“La strada dell’eccesso porta al palazzo della saggezza” dice Veet Sandeh, citando il poeta inglese Blake, per spiegare che la sua visione del mondo e la consapevolezza di ciò che è derivano da esperienze ed eventi che acquistano valore in virtù della metamorfosi che hanno provocato nel suo animo. Sandeh è autrice ed interprete del docu-drama “Metamorfosi”, proiettato al Nievskij venerdì 11 dicembre dall’Open Mind di Catania, centro di iniziativa gay, lesbica, bisessuale e trans. La pellicola, prodotta dalla DWAMI Meditation Promoter, fondata nel 1998 dalla stessa autrice, ha riscosso apprezzamenti a “Divergenti”, il festival italiano su tematiche transgender a Bologna nel 2008.
“Metamorfosi” è un docu-drama autobiografico in cui Sandeh narra le fasi che hanno caratterizzato la sua trasformazione, indicando alcuni degli episodi più significativi della sua vita. Nata Gaetano Orazio Calogero, racconta di aver manifestato all’età di 17 anni l’intenzione di diventare ed essere riconosciuto dalla società come Alessia Montemezzani. Una decisione che l’ha portata alla graduale emarginazione nel lavoro e al successivo licenziamento.

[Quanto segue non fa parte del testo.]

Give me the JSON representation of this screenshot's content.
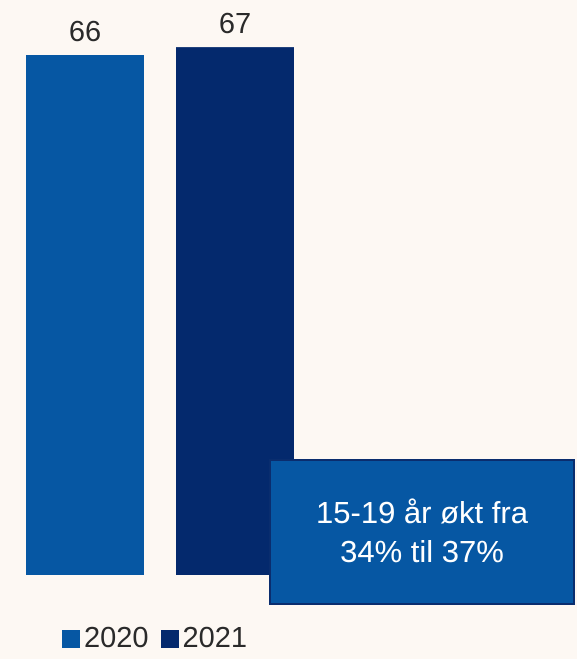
{
  "chart_data": {
    "type": "bar",
    "categories": [
      ""
    ],
    "series": [
      {
        "name": "2020",
        "values": [
          66
        ],
        "color": "#0657a3"
      },
      {
        "name": "2021",
        "values": [
          67
        ],
        "color": "#04296d"
      }
    ],
    "data_labels": [
      "66",
      "67"
    ],
    "title": "",
    "xlabel": "",
    "ylabel": "",
    "grid": false,
    "legend_position": "bottom-left",
    "annotation": {
      "line1": "15-19 år økt fra",
      "line2": "34% til 37%"
    }
  },
  "colors": {
    "background": "#fdf8f3",
    "series_2020": "#0657a3",
    "series_2021": "#04296d",
    "callout_fill": "#0657a3",
    "callout_border": "#0a2d6e"
  }
}
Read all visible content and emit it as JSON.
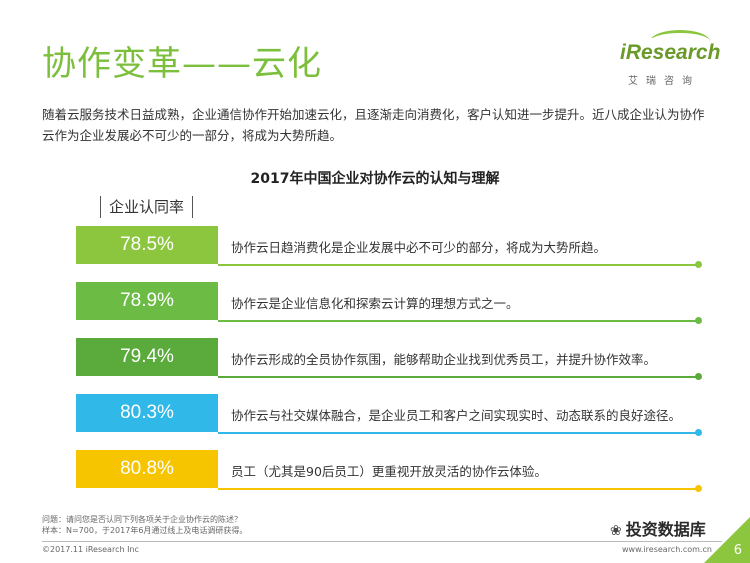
{
  "page": {
    "title": "协作变革——云化",
    "intro": "随着云服务技术日益成熟，企业通信协作开始加速云化，且逐渐走向消费化，客户认知进一步提升。近八成企业认为协作云作为企业发展必不可少的一部分，将成为大势所趋。",
    "logo_text": "iResearch",
    "logo_sub": "艾瑞咨询",
    "footnote_line1": "问题：请问您是否认同下列各项关于企业协作云的陈述？",
    "footnote_line2": "样本：N=700，于2017年6月通过线上及电话调研获得。",
    "copyright": "©2017.11 iResearch Inc",
    "website": "www.iresearch.com.cn",
    "watermark": "投资数据库",
    "page_number": "6"
  },
  "chart_data": {
    "type": "bar",
    "title": "2017年中国企业对协作云的认知与理解",
    "legend_label": "企业认同率",
    "categories": [
      "协作云日趋消费化是企业发展中必不可少的部分，将成为大势所趋。",
      "协作云是企业信息化和探索云计算的理想方式之一。",
      "协作云形成的全员协作氛围，能够帮助企业找到优秀员工，并提升协作效率。",
      "协作云与社交媒体融合，是企业员工和客户之间实现实时、动态联系的良好途径。",
      "员工（尤其是90后员工）更重视开放灵活的协作云体验。"
    ],
    "values": [
      78.5,
      78.9,
      79.4,
      80.3,
      80.8
    ],
    "value_labels": [
      "78.5%",
      "78.9%",
      "79.4%",
      "80.3%",
      "80.8%"
    ],
    "colors": [
      "#8cc63f",
      "#6cbb45",
      "#5aab3c",
      "#2fb8e8",
      "#f6c500"
    ]
  }
}
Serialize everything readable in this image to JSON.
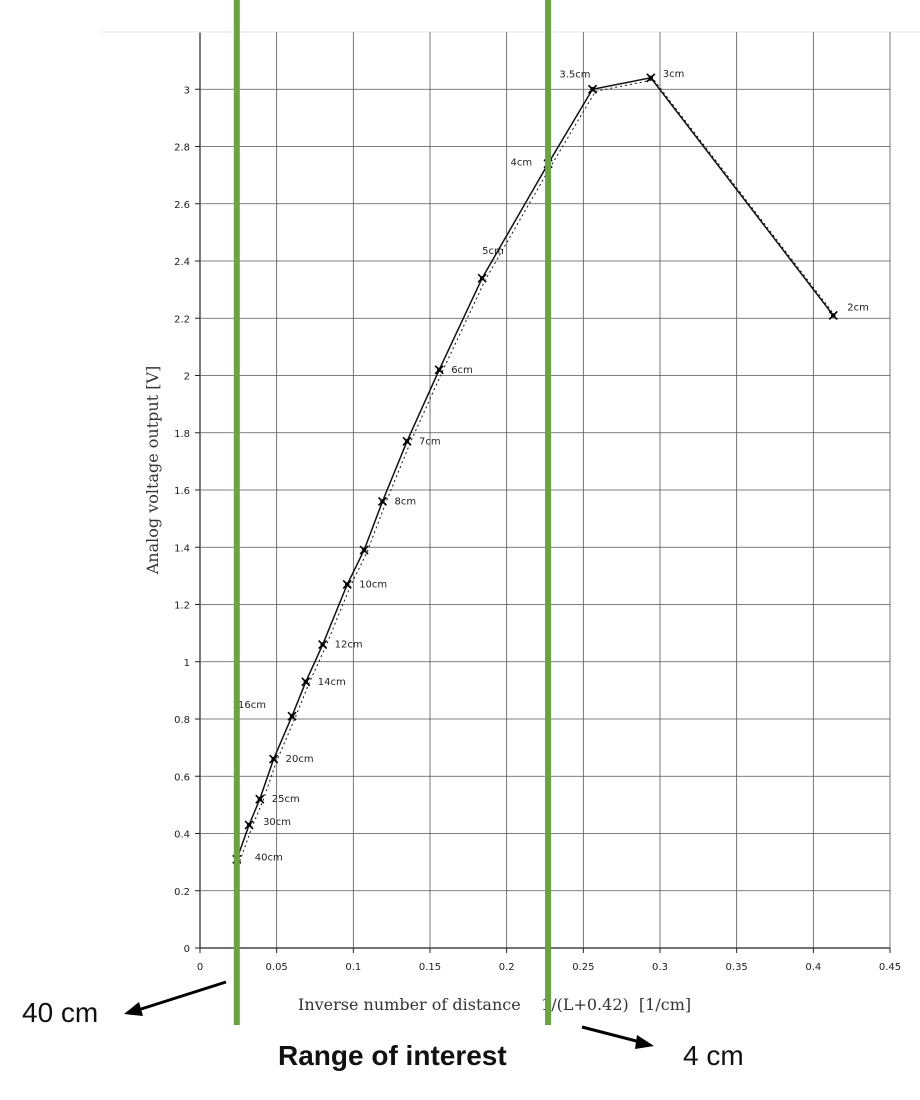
{
  "chart_data": {
    "type": "line",
    "xlabel": "Inverse number of distance    1/(L+0.42)  [1/cm]",
    "ylabel": "Analog voltage output [V]",
    "xlim": [
      0,
      0.45
    ],
    "ylim": [
      0,
      3.2
    ],
    "x_ticks": [
      "0",
      "0.05",
      "0.1",
      "0.15",
      "0.2",
      "0.25",
      "0.3",
      "0.35",
      "0.4",
      "0.45"
    ],
    "y_ticks": [
      "0",
      "0.2",
      "0.4",
      "0.6",
      "0.8",
      "1",
      "1.2",
      "1.4",
      "1.6",
      "1.8",
      "2",
      "2.2",
      "2.4",
      "2.6",
      "2.8",
      "3"
    ],
    "grid": true,
    "series": [
      {
        "points": [
          {
            "x": 0.024,
            "y": 0.31,
            "label": "40cm"
          },
          {
            "x": 0.032,
            "y": 0.43,
            "label": "30cm"
          },
          {
            "x": 0.039,
            "y": 0.52,
            "label": "25cm"
          },
          {
            "x": 0.048,
            "y": 0.66,
            "label": "20cm"
          },
          {
            "x": 0.06,
            "y": 0.81,
            "label": "16cm"
          },
          {
            "x": 0.069,
            "y": 0.93,
            "label": "14cm"
          },
          {
            "x": 0.08,
            "y": 1.06,
            "label": "12cm"
          },
          {
            "x": 0.096,
            "y": 1.27,
            "label": "10cm"
          },
          {
            "x": 0.107,
            "y": 1.39,
            "label": ""
          },
          {
            "x": 0.119,
            "y": 1.56,
            "label": "8cm"
          },
          {
            "x": 0.135,
            "y": 1.77,
            "label": "7cm"
          },
          {
            "x": 0.156,
            "y": 2.02,
            "label": "6cm"
          },
          {
            "x": 0.184,
            "y": 2.34,
            "label": "5cm"
          },
          {
            "x": 0.227,
            "y": 2.74,
            "label": "4cm"
          },
          {
            "x": 0.256,
            "y": 3.0,
            "label": "3.5cm"
          },
          {
            "x": 0.294,
            "y": 3.04,
            "label": "3cm"
          },
          {
            "x": 0.413,
            "y": 2.21,
            "label": "2cm"
          }
        ]
      }
    ],
    "range_of_interest": {
      "x": [
        0.024,
        0.227
      ],
      "color": "#6aa244"
    }
  },
  "annotations": {
    "left_arrow_label": "40 cm",
    "right_arrow_label": "4 cm",
    "range_label": "Range of interest"
  }
}
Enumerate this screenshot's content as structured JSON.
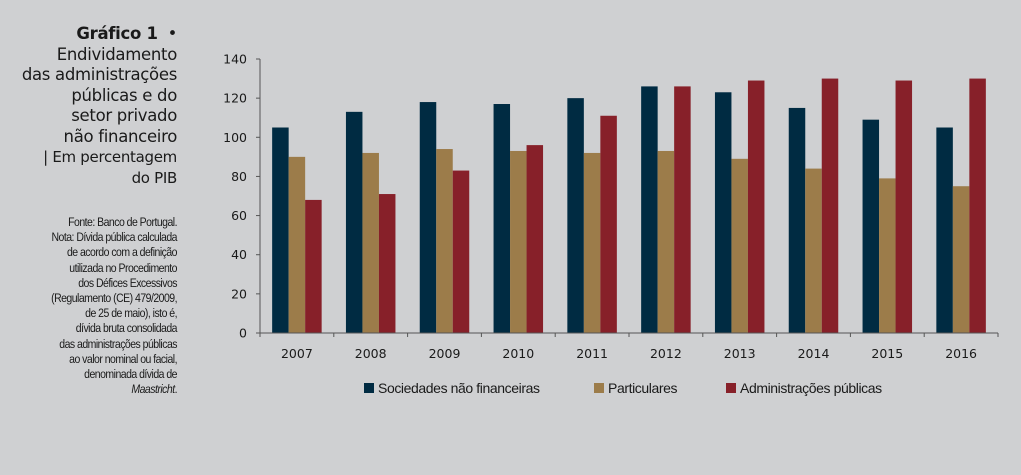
{
  "sidebar": {
    "title_bold": "Gráfico 1",
    "title_bullet": "•",
    "title_lines": [
      "Endividamento",
      "das administrações",
      "públicas e do",
      "setor privado",
      "não financeiro"
    ],
    "unit_lines": [
      "| Em percentagem",
      "do PIB"
    ],
    "note_lines": [
      "Fonte: Banco de Portugal.",
      "Nota: Dívida pública calculada",
      "de acordo com a definição",
      "utilizada no Procedimento",
      "dos Défices Excessivos",
      "(Regulamento (CE) 479/2009,",
      "de 25 de maio), isto é,",
      "dívida bruta consolidada",
      "das administrações públicas",
      "ao valor nominal ou facial,",
      "denominada dívida de"
    ],
    "note_italic": "Maastricht",
    "note_end": "."
  },
  "chart_data": {
    "type": "bar",
    "title": "Endividamento das administrações públicas e do setor privado não financeiro",
    "xlabel": "",
    "ylabel": "Em percentagem do PIB",
    "ylim": [
      0,
      140
    ],
    "yticks": [
      0,
      20,
      40,
      60,
      80,
      100,
      120,
      140
    ],
    "grid": false,
    "legend_position": "bottom",
    "categories": [
      "2007",
      "2008",
      "2009",
      "2010",
      "2011",
      "2012",
      "2013",
      "2014",
      "2015",
      "2016"
    ],
    "series": [
      {
        "name": "Sociedades não financeiras",
        "color": "#002b42",
        "values": [
          105,
          113,
          118,
          117,
          120,
          126,
          123,
          115,
          109,
          105
        ]
      },
      {
        "name": "Particulares",
        "color": "#9c7c4a",
        "values": [
          90,
          92,
          94,
          93,
          92,
          93,
          89,
          84,
          79,
          75
        ]
      },
      {
        "name": "Administrações públicas",
        "color": "#872029",
        "values": [
          68,
          71,
          83,
          96,
          111,
          126,
          129,
          130,
          129,
          130
        ]
      }
    ]
  }
}
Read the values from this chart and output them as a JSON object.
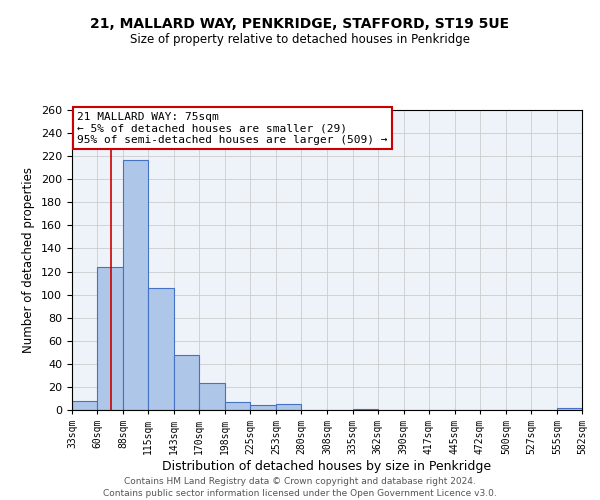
{
  "title1": "21, MALLARD WAY, PENKRIDGE, STAFFORD, ST19 5UE",
  "title2": "Size of property relative to detached houses in Penkridge",
  "xlabel": "Distribution of detached houses by size in Penkridge",
  "ylabel": "Number of detached properties",
  "footer1": "Contains HM Land Registry data © Crown copyright and database right 2024.",
  "footer2": "Contains public sector information licensed under the Open Government Licence v3.0.",
  "bin_edges": [
    33,
    60,
    88,
    115,
    143,
    170,
    198,
    225,
    253,
    280,
    308,
    335,
    362,
    390,
    417,
    445,
    472,
    500,
    527,
    555,
    582
  ],
  "bin_counts": [
    8,
    124,
    217,
    106,
    48,
    23,
    7,
    4,
    5,
    0,
    0,
    1,
    0,
    0,
    0,
    0,
    0,
    0,
    0,
    2
  ],
  "bar_color": "#aec6e8",
  "bar_edge_color": "#4472c4",
  "property_size": 75,
  "vline_color": "#cc0000",
  "annotation_title": "21 MALLARD WAY: 75sqm",
  "annotation_line1": "← 5% of detached houses are smaller (29)",
  "annotation_line2": "95% of semi-detached houses are larger (509) →",
  "annotation_box_edge": "#cc0000",
  "ylim": [
    0,
    260
  ],
  "yticks": [
    0,
    20,
    40,
    60,
    80,
    100,
    120,
    140,
    160,
    180,
    200,
    220,
    240,
    260
  ]
}
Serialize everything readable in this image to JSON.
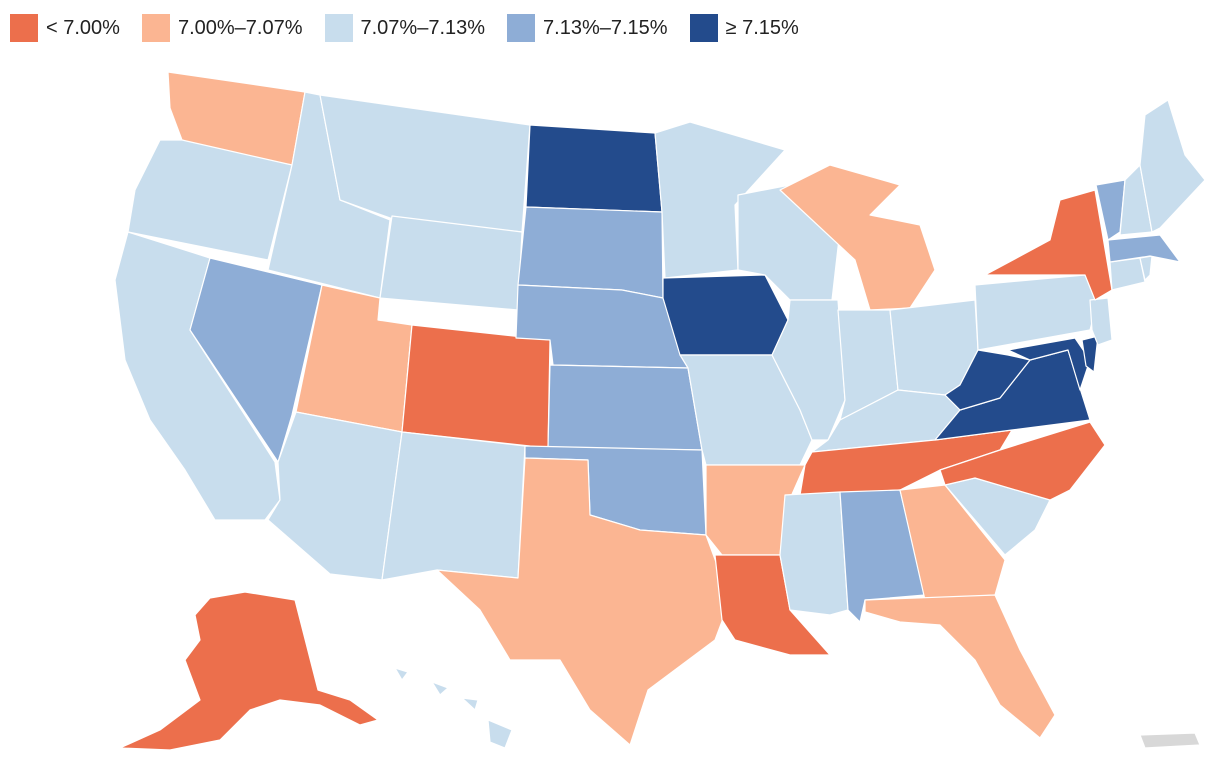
{
  "legend": {
    "items": [
      {
        "label": "< 7.00%",
        "color": "#ec6f4c",
        "bin": "lt700"
      },
      {
        "label": "7.00%–7.07%",
        "color": "#fbb592",
        "bin": "700_707"
      },
      {
        "label": "7.07%–7.13%",
        "color": "#c8dded",
        "bin": "707_713"
      },
      {
        "label": "7.13%–7.15%",
        "color": "#8ead d6",
        "bin": "713_715"
      },
      {
        "label": "≥ 7.15%",
        "color": "#234b8c",
        "bin": "ge715"
      }
    ]
  },
  "colors": {
    "lt700": "#ec6f4c",
    "700_707": "#fbb592",
    "707_713": "#c8dded",
    "713_715": "#8eadd6",
    "ge715": "#234b8c",
    "territory": "#d8d8d8"
  },
  "map_data": {
    "type": "choropleth",
    "states": {
      "WA": "700_707",
      "OR": "707_713",
      "CA": "707_713",
      "ID": "707_713",
      "NV": "713_715",
      "MT": "707_713",
      "WY": "707_713",
      "UT": "700_707",
      "AZ": "707_713",
      "CO": "lt700",
      "NM": "707_713",
      "ND": "ge715",
      "SD": "713_715",
      "NE": "713_715",
      "KS": "713_715",
      "OK": "713_715",
      "TX": "700_707",
      "MN": "707_713",
      "IA": "ge715",
      "MO": "707_713",
      "AR": "700_707",
      "LA": "lt700",
      "WI": "707_713",
      "IL": "707_713",
      "MI": "700_707",
      "IN": "707_713",
      "OH": "707_713",
      "KY": "707_713",
      "TN": "lt700",
      "MS": "707_713",
      "AL": "713_715",
      "GA": "700_707",
      "FL": "700_707",
      "SC": "707_713",
      "NC": "lt700",
      "VA": "ge715",
      "WV": "ge715",
      "MD": "ge715",
      "DE": "ge715",
      "PA": "707_713",
      "NJ": "707_713",
      "NY": "lt700",
      "CT": "707_713",
      "RI": "707_713",
      "MA": "713_715",
      "VT": "713_715",
      "NH": "707_713",
      "ME": "707_713",
      "AK": "lt700",
      "HI": "707_713",
      "PR": "territory"
    }
  }
}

La prostituzione è allora diventata una scelta obbligata per la sopravvivenza e si è accompagnata all’uso di droghe, unico rifugio e consolazione in un mondo senza accoglienza né stimoli.
Queste esperienze hanno determinato l’impegno politico e sociale di Sandeh come presidente del Movimento Italiano Transessuali di Torino e responsabile Cgil dello sportello trans, per difendere e tutelare il diritto al lavoro delle persone transessuali.
Quando ha scoperto di aver contratto il virus dell’Hiv, Sandeh ha rifiutato “il ruolo di vittima che passa la vita a crogiolarsi nella sua sofferenza e che si spegne lentamente”, ha spiegato. Ha invece scelto di diventare una sorta di “guerriero di pace” che lotta per affermare la sua estrema volontà di vivere nella consapevolezza di ciò che il suo futuro le riserva: la morte.
Ma da Alessia a Veet Sandeh c’è stato un altro passaggio, un’altra rinuncia: quella al riconoscimento da parte della società, la fine dell’impegno politico, il superamento della dimensione del transgenderismo ed il raggiungimento di una condizione di vita che si esprime nella sua essenza, senza ruoli, identificazioni e determinazioni di genere.
Sandeh definisce il suo lavoro “una comunicazione cuore a cuore”, nel quale la denuncia politica e sociale si pone in secondo piano rispetto alla sua volontà di comunicare attraverso parole e immagini che le appartengono e che ne simboleggiano l’essenza. Da questo scaturisce l’attenzione per i dettagli, i colori vivaci e i suoni che ci proiettano nella sua anima che, come lei stessa afferma, “non ha identificazione religiosa e va al di là delle chiese organizzate”.
Un’artista e amante della vita che stupisce per la forza ed il coraggio con cui racconta il suo passato doloroso, Veet Sadeh conclude rivolgendo un accorato invito ad assaporare la vita e a godere del momento presente, “senza curarsi del passato e del futuro, ma vivendo nel mondo senza appartenere al mondo”.